Our modern lifestyle – with all its perks and benefits – has started to take a toll on our bodies. Back pain, knee pain, and neck strains have become everyday problems. People use over-the-counter ointments, oils, painkillers and sometimes, massages for such problems.
However, seeing a physiotherapist doesn’t cross anyone’s minds till things are so bad that they are actually referred to one by their doctor. In this post, we try and increase your understanding about times when you should seek a physiotherapist’s help.
Physiotherapists are trained professionals who help their injured patients get back to the highest possible range of movement. You may have sustained a severe injury while playing cricket or may have sprained your neck while sleeping; physiotherapists can help you in both situations.

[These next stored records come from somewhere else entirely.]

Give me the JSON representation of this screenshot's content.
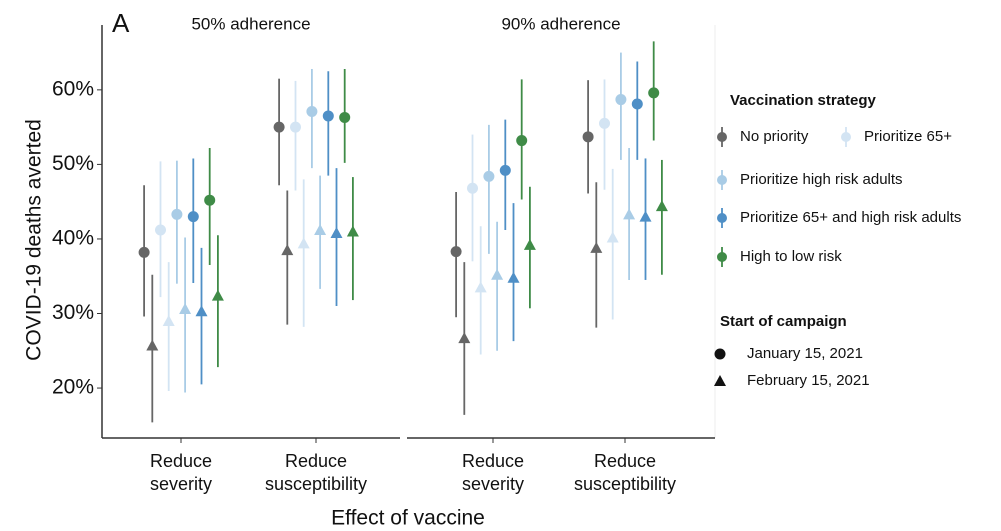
{
  "chart_data": {
    "type": "point_range",
    "panel_label": "A",
    "y_label": "COVID-19 deaths averted",
    "x_label": "Effect of vaccine",
    "categories": [
      "Reduce severity",
      "Reduce susceptibility"
    ],
    "ylim": [
      13.3,
      68.7
    ],
    "yticks": [
      {
        "value": 20,
        "label": "20%"
      },
      {
        "value": 30,
        "label": "30%"
      },
      {
        "value": 40,
        "label": "40%"
      },
      {
        "value": 50,
        "label": "50%"
      },
      {
        "value": 60,
        "label": "60%"
      }
    ],
    "legend_title": "Vaccination strategy",
    "strategies": [
      {
        "name": "No priority",
        "color": "#666666"
      },
      {
        "name": "Prioritize 65+",
        "color": "#d3e4f3"
      },
      {
        "name": "Prioritize high risk adults",
        "color": "#a9cce6"
      },
      {
        "name": "Prioritize 65+ and high risk adults",
        "color": "#4f8fc6"
      },
      {
        "name": "High to low risk",
        "color": "#3f8b47"
      }
    ],
    "start_title": "Start of campaign",
    "starts": [
      {
        "name": "January 15, 2021",
        "marker": "circle"
      },
      {
        "name": "February 15, 2021",
        "marker": "triangle"
      }
    ],
    "panels": [
      {
        "title": "50% adherence",
        "data": [
          [
            {
              "values": [
                38.2,
                55.0
              ],
              "lower": [
                29.6,
                47.2
              ],
              "upper": [
                47.2,
                61.5
              ]
            },
            {
              "values": [
                25.7,
                38.5
              ],
              "lower": [
                15.4,
                28.5
              ],
              "upper": [
                35.2,
                46.5
              ]
            }
          ],
          [
            {
              "values": [
                41.2,
                55.0
              ],
              "lower": [
                32.2,
                46.5
              ],
              "upper": [
                50.4,
                61.2
              ]
            },
            {
              "values": [
                29.0,
                39.4
              ],
              "lower": [
                19.6,
                28.2
              ],
              "upper": [
                36.9,
                48.0
              ]
            }
          ],
          [
            {
              "values": [
                43.3,
                57.1
              ],
              "lower": [
                34.0,
                49.5
              ],
              "upper": [
                50.5,
                62.8
              ]
            },
            {
              "values": [
                30.6,
                41.2
              ],
              "lower": [
                19.4,
                33.3
              ],
              "upper": [
                40.2,
                48.5
              ]
            }
          ],
          [
            {
              "values": [
                43.0,
                56.5
              ],
              "lower": [
                34.1,
                48.5
              ],
              "upper": [
                50.8,
                62.5
              ]
            },
            {
              "values": [
                30.3,
                40.8
              ],
              "lower": [
                20.5,
                31.0
              ],
              "upper": [
                38.8,
                49.5
              ]
            }
          ],
          [
            {
              "values": [
                45.2,
                56.3
              ],
              "lower": [
                36.5,
                50.2
              ],
              "upper": [
                52.2,
                62.8
              ]
            },
            {
              "values": [
                32.4,
                41.0
              ],
              "lower": [
                22.8,
                31.8
              ],
              "upper": [
                40.5,
                48.3
              ]
            }
          ]
        ]
      },
      {
        "title": "90% adherence",
        "data": [
          [
            {
              "values": [
                38.3,
                53.7
              ],
              "lower": [
                29.5,
                46.1
              ],
              "upper": [
                46.3,
                61.3
              ]
            },
            {
              "values": [
                26.7,
                38.8
              ],
              "lower": [
                16.4,
                28.1
              ],
              "upper": [
                36.9,
                47.6
              ]
            }
          ],
          [
            {
              "values": [
                46.8,
                55.5
              ],
              "lower": [
                37.0,
                46.6
              ],
              "upper": [
                54.0,
                61.4
              ]
            },
            {
              "values": [
                33.5,
                40.2
              ],
              "lower": [
                24.5,
                29.2
              ],
              "upper": [
                41.7,
                49.4
              ]
            }
          ],
          [
            {
              "values": [
                48.4,
                58.7
              ],
              "lower": [
                38.0,
                50.6
              ],
              "upper": [
                55.3,
                65.0
              ]
            },
            {
              "values": [
                35.2,
                43.3
              ],
              "lower": [
                25.0,
                34.5
              ],
              "upper": [
                42.3,
                52.2
              ]
            }
          ],
          [
            {
              "values": [
                49.2,
                58.1
              ],
              "lower": [
                41.2,
                50.6
              ],
              "upper": [
                56.0,
                63.8
              ]
            },
            {
              "values": [
                34.8,
                43.0
              ],
              "lower": [
                26.3,
                34.5
              ],
              "upper": [
                44.8,
                50.8
              ]
            }
          ],
          [
            {
              "values": [
                53.2,
                59.6
              ],
              "lower": [
                45.3,
                53.2
              ],
              "upper": [
                61.4,
                66.5
              ]
            },
            {
              "values": [
                39.2,
                44.4
              ],
              "lower": [
                30.7,
                35.2
              ],
              "upper": [
                47.0,
                50.6
              ]
            }
          ]
        ]
      }
    ]
  }
}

Though all small sprains and aches do not need an appointment with a physiotherapist, here are some reasons why you may require one:
You are injured while playing
If you are a sportsperson or an avid sports fan, you understand the importance of taking care of yourself especially when you are injured. You need expert advice from a physiotherapist to give yourself a better chance at recovery and getting back to the state you were before you sustained your injury.
You live with chronic pain
If your pain persists more than a few days and affects your ability to perform day-to-day actions, you need to see a physiotherapist so he can identify your problem and come up with a treatment plan. If this is a recurring pain that occurs frequently after specific actions, then you must see a doctor immediately.
During and after pregnancy
Pregnancy and post-pregnancy, your body needs attention. Rapidly changing hormone levels can soften the ligaments, which support your back and cause them to stretch. The muscles of your pelvic floor and stomach also stretch as your baby grows inside you. If your joints are not well supported during this time, you can easily injure your pelvis or back. A physiotherapist can teach you the proper techniques and exercises to support and protect your body as it goes through these changes and help you recover faster after the baby is born.
During and after surgery
Physiotherapy is essential both pre- and post-operatively. Pre-operatively, the risk of developing complications after the surgery is assessed. The physiotherapist will explain to the patient all the exercises that he/she needs to perform post-operatively. Patients who are undergoing cardiac and chest surgeries will be taught how to cough properly while supporting the wound site. Depending on the specific surgeries, patients will also be taught various leg and other exercises they will need to perform after the surgery.
Post-operatively Physiotherapy is given for four main reasons depending on the type and location of surgery performed – to prevent chest complications, to prevent thrombosis (or clots in the blood), to prevent pressure sores, and to prevent muscle wasting and joint immobility.